Coming into T2, I noticed that like the run course, the bike course was a bit short. A 15k should have been 9.3 miles, and I clocked 8.9. I dismounted, ran my bike to the rack, and took off my shoes and helmet and grabbed my swimcap and goggles.. After I started to trot into the adjacent pool, I realized my socks were still one. Doh! I had to run back to transition to peel them off, then back to the pool. The swim was done in a serpentine style---swim up one lane, duck under the rope to the next lane and push off the wall to swim down. I'd never done this before, and actually thought this was fun. I was swimming in my tri suit, which felt weird, as I always swim in my bathing suit (whenever I do I triathlon I have a wetsuit over my clothes as open water here in San Diego is so cold!). The water was warm, and I felt sluggish. I know I could have swam a lot faster than I did, but for some reason I just couldn't. Or didn't. Someone kept slapping my foot on one lap, so I sped up, but except for that I just crawled along.
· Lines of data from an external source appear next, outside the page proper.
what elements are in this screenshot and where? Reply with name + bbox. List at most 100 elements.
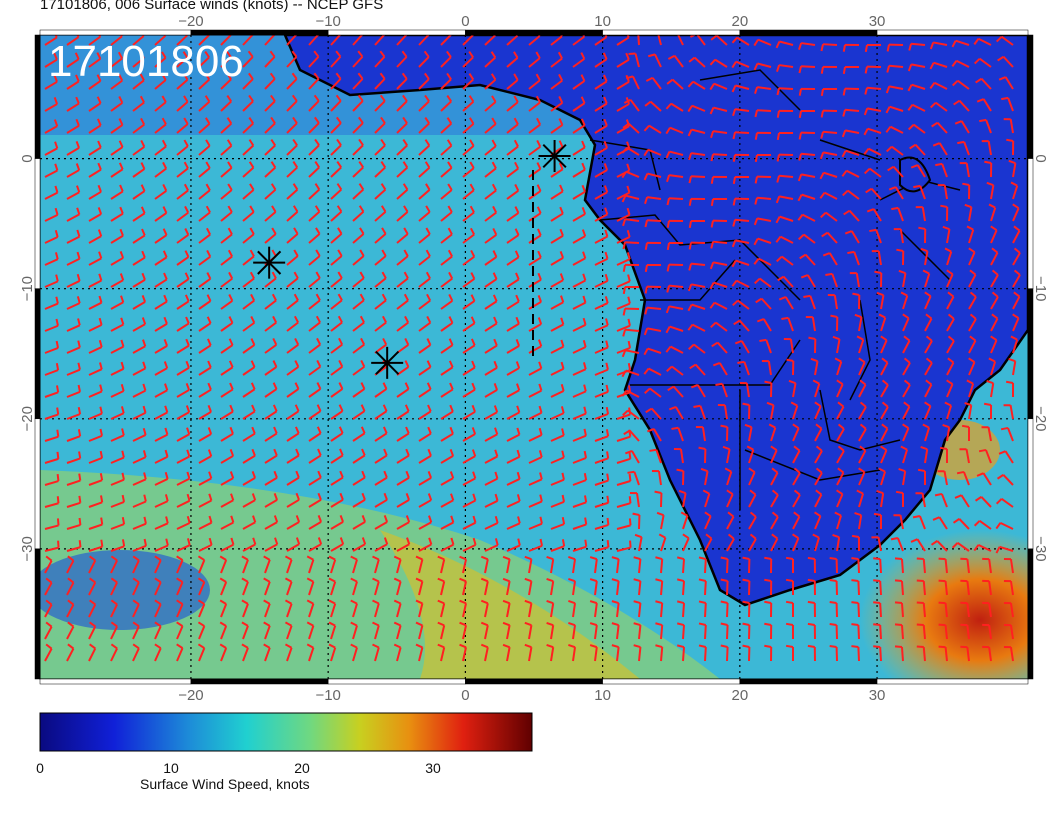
wind-barb [415, 643, 424, 662]
wind-barb [990, 225, 998, 244]
wind-barb [568, 556, 577, 574]
wind-barb [657, 35, 662, 46]
wind-barb [594, 273, 609, 288]
wind-barb [785, 556, 794, 574]
wind-barb [688, 175, 706, 184]
wind-barb [1012, 313, 1020, 332]
wind-barb [415, 577, 424, 596]
wind-barb [374, 183, 387, 200]
wind-barb [902, 379, 911, 398]
wind-barb [242, 493, 257, 508]
wind-barb [88, 317, 103, 332]
wind-barb [308, 382, 322, 398]
wind-barb [665, 150, 684, 159]
wind-barb [946, 291, 955, 310]
wind-barb [812, 379, 821, 398]
wind-barb [894, 623, 904, 640]
wind-barb [864, 86, 882, 95]
wind-barb [176, 515, 191, 530]
wind-barb [197, 599, 206, 618]
wind-barb [851, 557, 860, 574]
wind-barb [990, 291, 999, 310]
wind-barb [781, 316, 794, 332]
wind-barb [863, 147, 882, 156]
wind-barb [241, 555, 249, 574]
lon-tick-label-bottom: 20 [731, 687, 748, 704]
wind-barb [374, 35, 386, 46]
wind-barb [484, 95, 497, 112]
wind-barb [777, 275, 794, 288]
wind-barb [918, 226, 927, 244]
wind-barb [242, 271, 255, 288]
wind-barb [836, 401, 845, 420]
wind-barb [440, 515, 455, 530]
wind-barb [197, 577, 206, 596]
wind-barb [459, 555, 467, 574]
wind-barb [242, 50, 254, 68]
wind-barb [676, 578, 686, 596]
wind-barb [110, 643, 118, 662]
wind-barb [676, 468, 685, 486]
wind-barb [484, 73, 497, 90]
wind-barb [524, 577, 533, 596]
wind-barb [742, 556, 751, 574]
wind-barb [198, 316, 212, 332]
wind-barb [710, 240, 728, 249]
wind-barb [622, 218, 640, 227]
wind-barb [748, 533, 757, 552]
wind-barb [264, 470, 278, 486]
wind-barb [568, 622, 577, 640]
wind-barb [154, 599, 162, 618]
wind-barb [506, 117, 519, 134]
wind-barb [176, 471, 191, 486]
wind-barb [440, 227, 453, 244]
wind-barb [308, 205, 321, 222]
wind-barb [132, 272, 146, 288]
wind-barb [264, 493, 279, 508]
wind-barb [88, 140, 102, 156]
wind-barb [264, 404, 278, 420]
wind-barb [154, 643, 162, 662]
wind-barb [990, 313, 999, 332]
wind-barb [242, 316, 256, 332]
wind-barb [938, 557, 948, 574]
wind-barb [873, 623, 882, 640]
wind-barb [528, 339, 543, 354]
wind-barb [484, 405, 499, 420]
wind-barb [1003, 579, 1014, 596]
wind-barb [654, 490, 663, 508]
wind-barb [572, 384, 587, 398]
wind-barb [711, 341, 728, 354]
wind-barb [286, 116, 298, 134]
wind-barb [611, 622, 620, 640]
wind-barb [753, 62, 772, 71]
wind-barb [528, 450, 543, 464]
wind-barb [528, 494, 543, 508]
wind-barb [352, 50, 364, 68]
wind-barb [568, 644, 577, 662]
wind-barb [550, 383, 565, 398]
wind-barb [783, 338, 794, 354]
wind-barb [440, 117, 453, 134]
wind-barb [328, 643, 337, 662]
wind-barb [393, 555, 402, 574]
wind-barb [616, 296, 631, 310]
wind-barb [873, 645, 882, 662]
wind-barb [871, 536, 882, 552]
wind-barb [886, 43, 904, 52]
wind-barb [88, 251, 103, 266]
wind-barb [594, 96, 608, 112]
wind-barb [242, 293, 256, 310]
wind-barb [308, 35, 320, 46]
wind-barb [264, 537, 279, 552]
wind-barb [528, 405, 543, 420]
wind-barb [396, 35, 408, 46]
wind-barb [132, 228, 146, 244]
wind-barb [220, 50, 232, 68]
wind-barb [88, 118, 102, 134]
wind-barb [437, 577, 446, 596]
wind-barb [572, 74, 586, 90]
wind-barb [154, 471, 169, 486]
wind-barb [88, 621, 97, 640]
wind-barb [742, 578, 751, 596]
I was expecting 7 lengths, to make the advertised 175 meters, so I was surprised when I got to 150 YARDS (the pool was yards, not meters) and it was time to get out. I climbed out on the steps, crossed the finish mat, and got a medal. I was surprised they had medals---it was such a low-key race, without even swim caps, so it was a nice touch. After I got out, I saw my husband and daughter, who were cheering on D---he was in the middle of his laps. He was struggling, and a really nice woman in the pool kept encouraging him. When he finally got out, he was crying and said it was the hardest thing he'd ever done. He hadn't done too much training (especially on the bike) recently, despite me asking him repeatedly, so I think he learned a much needed life lesson---that to compete, especially at longer, adult distances, he needs to put more training in.
All in all, it was a very fun race. I loved racing with my son. I really liked the small-town vibe of the race. My only complaint is that all 3 distances fell short, something that can be easily remedied for next year (or advertised differently). I found that reverse triathlons are fun, and I LOVED the pool swim versus the cold open bay or ocean water I'm used to competing in! I'd love to do this again with my son, but actually I hope that next year it's my husband doing it with him instead of me.